Он, конечно, себе лишнего не позволял, когда разбирался с раздатчиком поджопников, но все равно получился явный перебор. Мышца Кактуса рывком увеличили потребление АТФ, поэтому наглый молодой человек был взят за шкирку и заброшен далеко в малину, откуда не донеслись никакие звуки. Все произошло слишком быстро, и К015 явно не успел разрядиться. Поэтому он, сверкая эмоциями, оборотился ко второму обидчику, которого я не заслонил лишь потому, что не хотел второго сотрясения своему не слишком крепкому мозгу.
Итак, я отошел в сторонку, дав зеленый свет расправе. Второй юнец оказался на свою беду весьма упитанным краснощеким кабанчиком, что подхлестнуло творческие поиски моего напарника. Он, ухватив толстяка за бока, подбросил в воздух, потом вытер румяными щеками свои башмаки, дернул током до трясучки (это само собой — фирменное блюдо), ткнул носом в какой-то собачий кал. Наконец, взял юношу за ногу, похожую на окорок, и раскрутил с видом метателя на соревнованиях. В итоге, туша взмыла в воздух и сотрясла землю где-то в середине кустов. Однако, увлекшемуся Кактусу и этого показалось мало. Он отправился следом, непреклонно хрустя ветками, чтобы подобрать свою добычу и еще потрепать ее. Но вдруг я сообразил, что наступила пауза, минута тишины, оттененная лишь каким-то чавканьем на фоне легкого шелеста листьев.

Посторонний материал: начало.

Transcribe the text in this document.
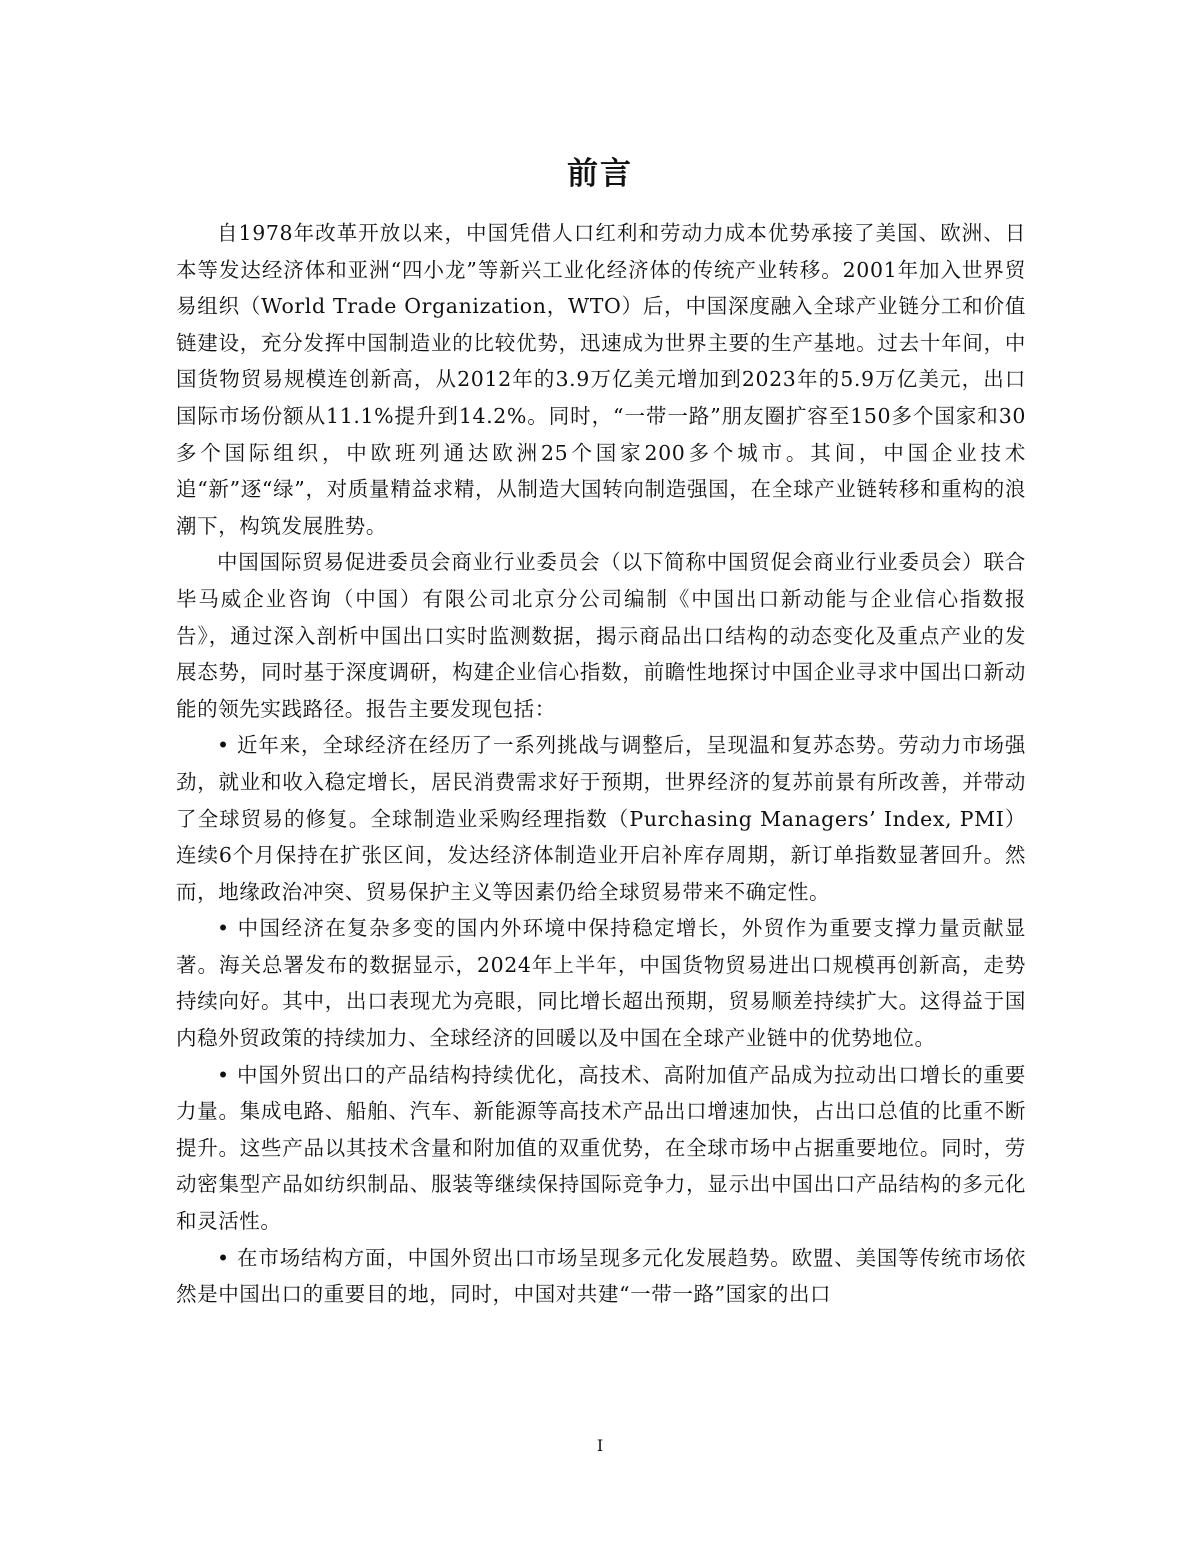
前言

自1978年改革开放以来，中国凭借人口红利和劳动力成本优势承接了美国、欧洲、日本等发达经济体和亚洲“四小龙”等新兴工业化经济体的传统产业转移。2001年加入世界贸易组织（World Trade Organization，WTO）后，中国深度融入全球产业链分工和价值链建设，充分发挥中国制造业的比较优势，迅速成为世界主要的生产基地。过去十年间，中国货物贸易规模连创新高，从2012年的3.9万亿美元增加到2023年的5.9万亿美元，出口国际市场份额从11.1%提升到14.2%。同时，“一带一路”朋友圈扩容至150多个国家和30多个国际组织，中欧班列通达欧洲25个国家200多个城市。其间，中国企业技术追“新”逐“绿”，对质量精益求精，从制造大国转向制造强国，在全球产业链转移和重构的浪潮下，构筑发展胜势。

中国国际贸易促进委员会商业行业委员会（以下简称中国贸促会商业行业委员会）联合毕马威企业咨询（中国）有限公司北京分公司编制《中国出口新动能与企业信心指数报告》，通过深入剖析中国出口实时监测数据，揭示商品出口结构的动态变化及重点产业的发展态势，同时基于深度调研，构建企业信心指数，前瞻性地探讨中国企业寻求中国出口新动能的领先实践路径。报告主要发现包括：

• 近年来，全球经济在经历了一系列挑战与调整后，呈现温和复苏态势。劳动力市场强劲，就业和收入稳定增长，居民消费需求好于预期，世界经济的复苏前景有所改善，并带动了全球贸易的修复。全球制造业采购经理指数（Purchasing Managers’ Index, PMI）连续6个月保持在扩张区间，发达经济体制造业开启补库存周期，新订单指数显著回升。然而，地缘政治冲突、贸易保护主义等因素仍给全球贸易带来不确定性。

• 中国经济在复杂多变的国内外环境中保持稳定增长，外贸作为重要支撑力量贡献显著。海关总署发布的数据显示，2024年上半年，中国货物贸易进出口规模再创新高，走势持续向好。其中，出口表现尤为亮眼，同比增长超出预期，贸易顺差持续扩大。这得益于国内稳外贸政策的持续加力、全球经济的回暖以及中国在全球产业链中的优势地位。

• 中国外贸出口的产品结构持续优化，高技术、高附加值产品成为拉动出口增长的重要力量。集成电路、船舶、汽车、新能源等高技术产品出口增速加快，占出口总值的比重不断提升。这些产品以其技术含量和附加值的双重优势，在全球市场中占据重要地位。同时，劳动密集型产品如纺织制品、服装等继续保持国际竞争力，显示出中国出口产品结构的多元化和灵活性。

• 在市场结构方面，中国外贸出口市场呈现多元化发展趋势。欧盟、美国等传统市场依然是中国出口的重要目的地，同时，中国对共建“一带一路”国家的出口

I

Я у Кактуса осведомился, чем он там занимается, не поступил ли из-за всех переживаний в педики. Ввиду безответности, пошел средь ломаных сучьев, пока не напоролся в конце недолгого пути на отвратительнейшую из сцен. На ветках и траве были остатки того, что называлось толстым юношей. Кое-где в листве просматривались расползшиеся кашей черты лица. Остальное превратилось просто в болотце. Кактус же ухитрился разжижиться и разложиться. Пока что в этой жиже оставалась целой лишь его голова. Она еще пыталась смотреть и пускала изо рта — не скорбного, а вполне веселого — большие пузыри. А потом и она стала лопаться. В этот момент я рванулся и сорвал со лба Кактуса оголившуюся пластинку Анимы. Затем отскочил в сторону, что не помешало мне блевануть для облегчения, и, наконец, ударился в сверхскоростные бега. Когда отсчитал пару километров, тогда уж попрощался с К015: “Шуруй дальше, дружок, на самый верхний чердак рая”.
Единственное разумное объяснение, которое приходило — ударили из какого-то сверхмощного сквизера по Кактусу и толстяку. Но это тоже показалось совсем неразумным — у кого в округе есть сквизер кроме меня? И почему не было слышно характерного звука выстрела, похожего на шум сморкания из большого сопливого носа?
Я, к тому же, несмотря на весь свой раздрай, хорошо прощупал малиновые кусты и все что поблизости. Однако, ультразвуковое и тепловое обследование не выделило никакой вражеской силы. Единственный намек — не слишком сильная ауральная волна, схожая с той, что бывает у инфузории, когда она захватывает какую-нибудь жратву. Но ведь это здесь обычное, как говорится, фоновое излучение! Разве может случится от него такой вред?
Нет, если я чего-нибудь не пойму в ближайшие пару часов, то вместо Кактуса разнесу эту сраную местность в клочья. Так все и закончится, если шахматно-шашечная башка Тумблера меня как-нибудь не просветит.
Т209 и К300 на месте не оказалось, только обрывки палатки. (Я огорчился, как однажды на Меркурии, где я три часа полз до герметичного санузла, а обнаружил там только свеженький кратер — метеорит нужду справил.) И еще всполошился из-за этих скромных лохмотьев. Но потом увидел на пеньке успокаивающую надпись, сделанную инфракрасной краской: “Если пойдешь вдоль змеящегося следа, мимо большого дуба на холм, то найдешь Тумблера и Курка”.